こういったITツールを用いる勉強法は、楽天が英語の社内公用語化を進める際、特に効果が出た取り組みだった。「自分の成長を短いタームで確認できることは大きなモチベーションにつながる。また、スマートフォンやタブレットですき間時間に取り組めることも効率を高めた」(楽天の新サービス開発カンパニー教育事業部ジェネラルマネージャーの葛城崇氏)。

こと子どもの英語学習においては、ITツールは保護者からのニーズを満たすのにも役立っている。「まなみ〜」とともに、生徒が予習に使うWebサイト「Rakuten Learning System」には、保護者も専用IDでログインでき、子どもの予習の進捗状況、教室での授業の進捗状況、プレゼンの動画などを閲覧することができる。

2017年初から約8カ月間行ったテスト授業の中で、葛城氏はこのシステムに一定の手応えを感じたという。「教室で何をやっているのか、ちゃんと身に付いているのかわからない、というのが、親御さんから最もよく聞かれる悩みだった。その点がシステムを共有することで解決し、とても喜ばれている。お子さんからしても、親にテストの結果やプレゼン動画を見てもらい、褒めてもらえるのはモチベーションになる」。

新しい学習法を示すショーケースに


テキストに用いられる「Rakuten Learning System」はタブレットやPCから閲覧できる(記者撮影)

授業料は1カ月あたり1万4800円(初月無料、入会金・教材費は別途必要)。

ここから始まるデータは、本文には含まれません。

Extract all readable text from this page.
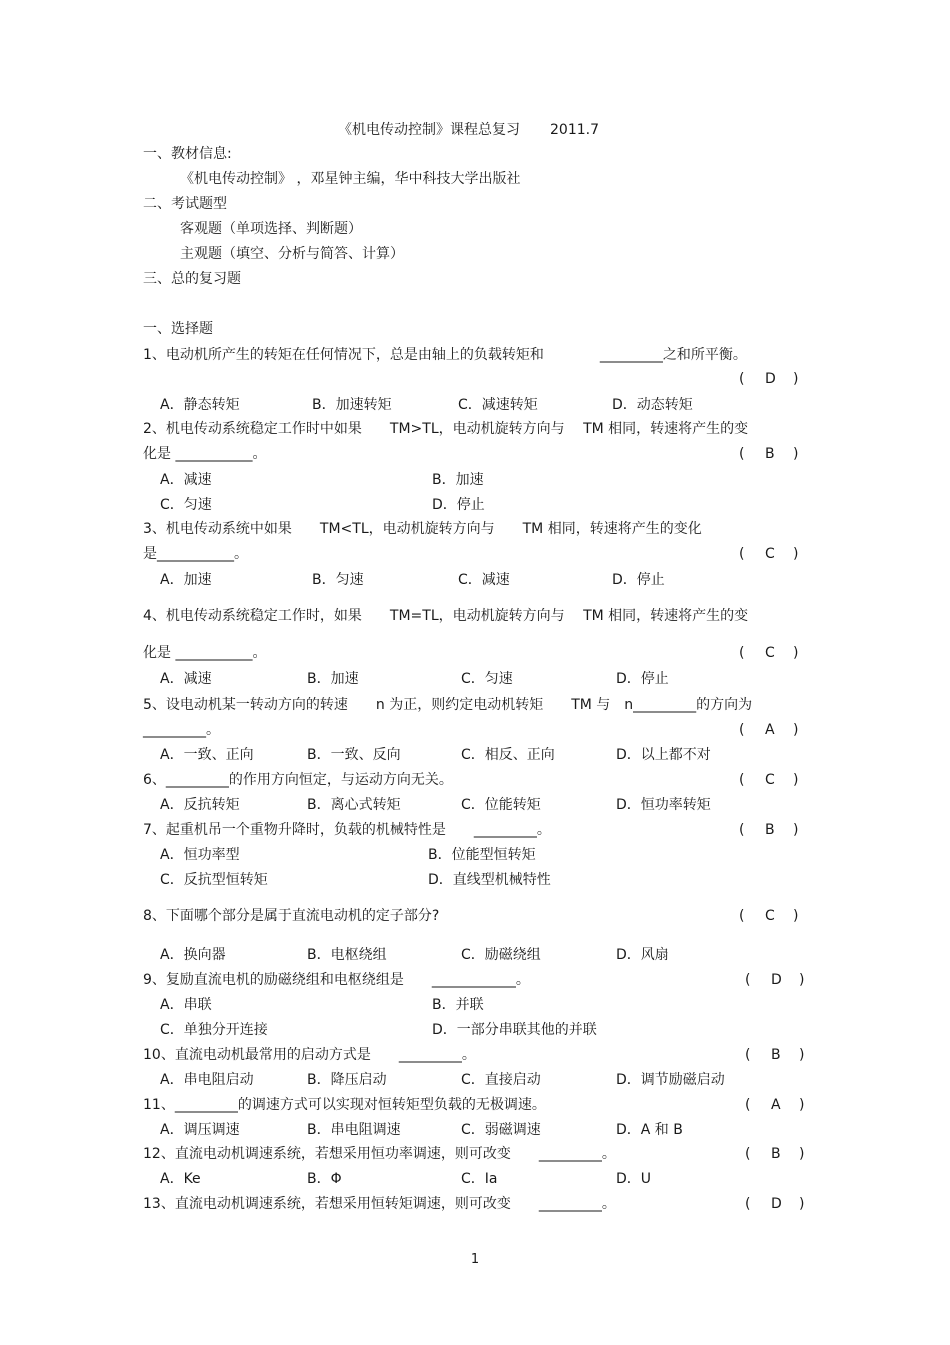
《机电传动控制》课程总复习 2011.7
一、教材信息:
《机电传动控制》 ，邓星钟主编，华中科技大学出版社
二、考试题型
客观题（单项选择、判断题）
主观题（填空、分析与简答、计算）
三、总的复习题
一、选择题
1、电动机所产生的转矩在任何情况下，总是由轴上的负载转矩和　　　　_________之和所平衡。
( D )
A．静态转矩	B．加速转矩	C．减速转矩	D．动态转矩
2、机电传动系统稳定工作时中如果　　TM>TL，电动机旋转方向与　 TM 相同，转速将产生的变
化是 ___________。	( B )
A．减速	B．加速
C．匀速	D．停止
3、机电传动系统中如果　　TM<TL，电动机旋转方向与　　TM 相同，转速将产生的变化
是___________。	( C )
A．加速	B．匀速	C．减速	D．停止
4、机电传动系统稳定工作时，如果　　TM=TL，电动机旋转方向与　 TM 相同，转速将产生的变
化是 ___________。	( C )
A．减速	B．加速	C．匀速	D．停止
5、设电动机某一转动方向的转速　　n 为正，则约定电动机转矩　　TM 与　n_________的方向为
_________。	( A )
A．一致、正向	B．一致、反向	C．相反、正向	D．以上都不对
6、_________的作用方向恒定，与运动方向无关。	( C )
A．反抗转矩	B．离心式转矩	C．位能转矩	D．恒功率转矩
7、起重机吊一个重物升降时，负载的机械特性是　　_________。	( B )
A．恒功率型	B．位能型恒转矩
C．反抗型恒转矩	D．直线型机械特性
8、下面哪个部分是属于直流电动机的定子部分?	( C )
A．换向器	B．电枢绕组	C．励磁绕组	D．风扇
9、复励直流电机的励磁绕组和电枢绕组是　　____________。	( D )
A．串联	B．并联
C．单独分开连接	D．一部分串联其他的并联
10、直流电动机最常用的启动方式是　　_________。	( B )
A．串电阻启动	B．降压启动	C．直接启动	D．调节励磁启动
11、_________的调速方式可以实现对恒转矩型负载的无极调速。	( A )
A．调压调速	B．串电阻调速	C．弱磁调速	D．A 和 B
12、直流电动机调速系统，若想采用恒功率调速，则可改变　　_________。	( B )
A．Ke	B．Φ	C．Ia	D．U
13、直流电动机调速系统，若想采用恒转矩调速，则可改变　　_________。	( D )
1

「週1回75分という授業時間でこの価格なら、他社のサービスと比べても高くないはず」と、葛城氏は自信を見せる。

自由が丘校では10月のレッスン開始とともに、教育関係者の見学も受け入れていく。伴氏は「楽天流の新しい学習法を提案するショーケースとしての役割も持たせたい」と話す。2校目、3校目の展開については現段階では計画していないが、「需要があれば考えていきたい」という。

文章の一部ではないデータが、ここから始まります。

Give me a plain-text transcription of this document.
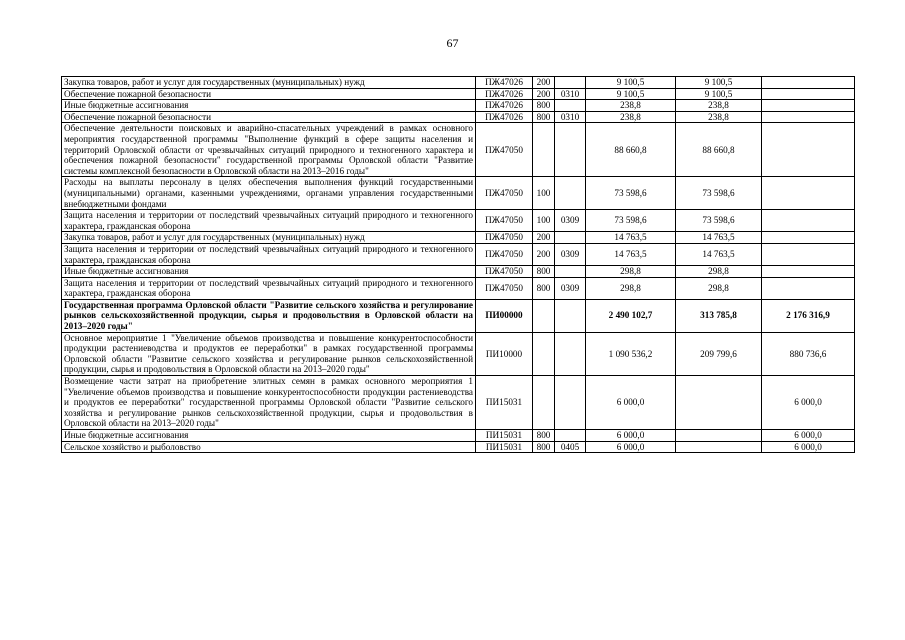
67
Закупка товаров, работ и услуг для государственных (муниципальных) нужд	ПЖ47026	200		9 100,5	9 100,5	
Обеспечение пожарной безопасности	ПЖ47026	200	0310	9 100,5	9 100,5	
Иные бюджетные ассигнования	ПЖ47026	800		238,8	238,8	
Обеспечение пожарной безопасности	ПЖ47026	800	0310	238,8	238,8	
Обеспечение деятельности поисковых и аварийно-спасательных учреждений в рамках основного мероприятия государственной программы "Выполнение функций в сфере защиты населения и территорий Орловской области от чрезвычайных ситуаций природного и техногенного характера и обеспечения пожарной безопасности" государственной программы Орловской области "Развитие системы комплексной безопасности в Орловской области на 2013–2016 годы"	ПЖ47050			88 660,8	88 660,8	
Расходы на выплаты персоналу в целях обеспечения выполнения функций государственными (муниципальными) органами, казенными учреждениями, органами управления государственными внебюджетными фондами	ПЖ47050	100		73 598,6	73 598,6	
Защита населения и территории от последствий чрезвычайных ситуаций природного и техногенного характера, гражданская оборона	ПЖ47050	100	0309	73 598,6	73 598,6	
Закупка товаров, работ и услуг для государственных (муниципальных) нужд	ПЖ47050	200		14 763,5	14 763,5	
Защита населения и территории от последствий чрезвычайных ситуаций природного и техногенного характера, гражданская оборона	ПЖ47050	200	0309	14 763,5	14 763,5	
Иные бюджетные ассигнования	ПЖ47050	800		298,8	298,8	
Защита населения и территории от последствий чрезвычайных ситуаций природного и техногенного характера, гражданская оборона	ПЖ47050	800	0309	298,8	298,8	
Государственная программа Орловской области "Развитие сельского хозяйства и регулирование рынков сельскохозяйственной продукции, сырья и продовольствия в Орловской области на 2013–2020 годы"	ПИ00000			2 490 102,7	313 785,8	2 176 316,9
Основное мероприятие 1 "Увеличение объемов производства и повышение конкурентоспособности продукции растениеводства и продуктов ее переработки" в рамках государственной программы Орловской области "Развитие сельского хозяйства и регулирование рынков сельскохозяйственной продукции, сырья и продовольствия в Орловской области на 2013–2020 годы"	ПИ10000			1 090 536,2	209 799,6	880 736,6
Возмещение части затрат на приобретение элитных семян в рамках основного мероприятия 1 "Увеличение объемов производства и повышение конкурентоспособности продукции растениеводства и продуктов ее переработки" государственной программы Орловской области "Развитие сельского хозяйства и регулирование рынков сельскохозяйственной продукции, сырья и продовольствия в Орловской области на 2013–2020 годы"	ПИ15031			6 000,0		6 000,0
Иные бюджетные ассигнования	ПИ15031	800		6 000,0		6 000,0
Сельское хозяйство и рыболовство	ПИ15031	800	0405	6 000,0		6 000,0
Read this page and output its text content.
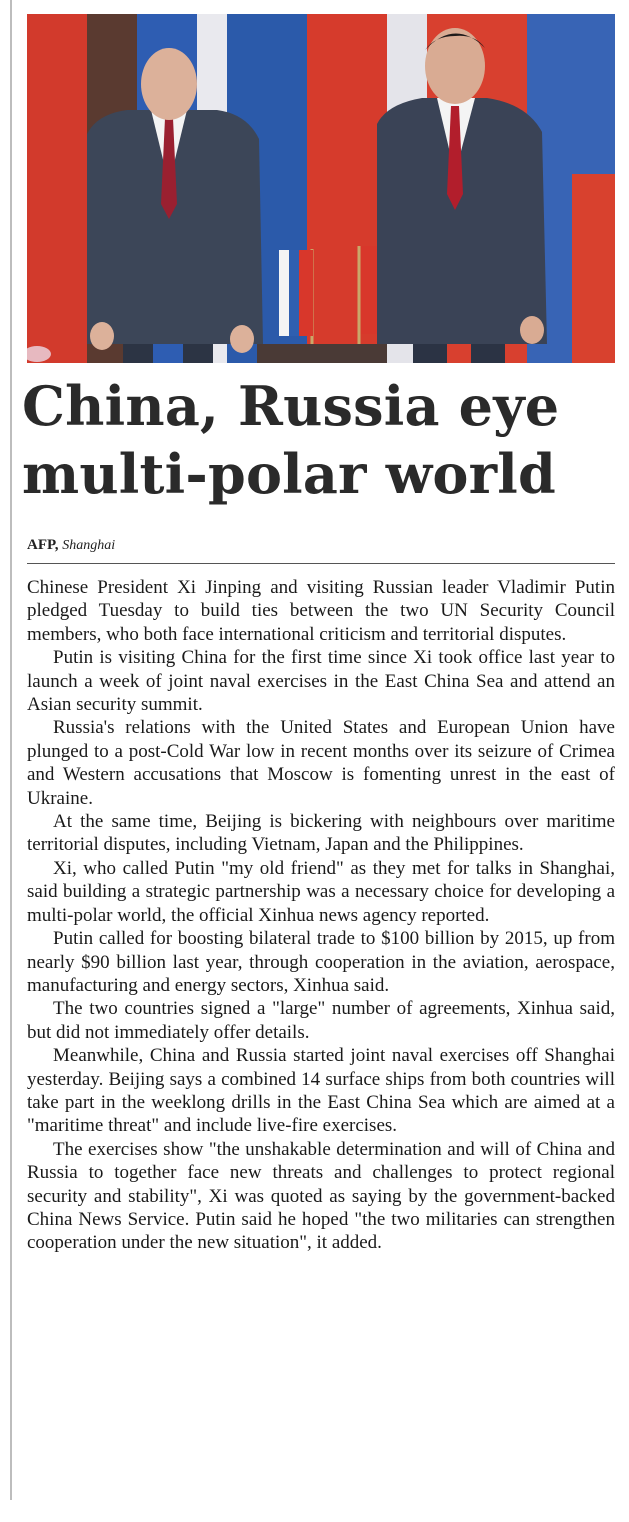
China, Russia eye multi-polar world
AFP, Shanghai

Chinese President Xi Jinping and visiting Russian leader Vladimir Putin pledged Tuesday to build ties between the two UN Security Council members, who both face international criticism and territorial disputes.

Putin is visiting China for the first time since Xi took office last year to launch a week of joint naval exercises in the East China Sea and attend an Asian security summit.

Russia's relations with the United States and European Union have plunged to a post-Cold War low in recent months over its seizure of Crimea and Western accusations that Moscow is fomenting unrest in the east of Ukraine.

At the same time, Beijing is bickering with neighbours over maritime territorial disputes, including Vietnam, Japan and the Philippines.

Xi, who called Putin "my old friend" as they met for talks in Shanghai, said building a strategic partnership was a necessary choice for developing a multi-polar world, the official Xinhua news agency reported.

Putin called for boosting bilateral trade to $100 billion by 2015, up from nearly $90 billion last year, through cooperation in the aviation, aerospace, manufacturing and energy sectors, Xinhua said.

The two countries signed a "large" number of agreements, Xinhua said, but did not immediately offer details.

Meanwhile, China and Russia started joint naval exercises off Shanghai yesterday. Beijing says a combined 14 surface ships from both countries will take part in the weeklong drills in the East China Sea which are aimed at a "maritime threat" and include live-fire exercises.

The exercises show "the unshakable determination and will of China and Russia to together face new threats and challenges to protect regional security and stability", Xi was quoted as saying by the government-backed China News Service. Putin said he hoped "the two militaries can strengthen cooperation under the new situation", it added.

2020年からの学習指導要領では、今まで小学5・6年次で行われていた「外国語活動」の授業の開始が小学3・4年次に前倒しされ、5・6年次では、国語や算数と同様に成績がつけられる「外国語」の授業が始まる。英語学習に対する関心がいっそう高まる中、英語学習関連の事業が楽天の「新しい顔」として存在感を増すかもしれない。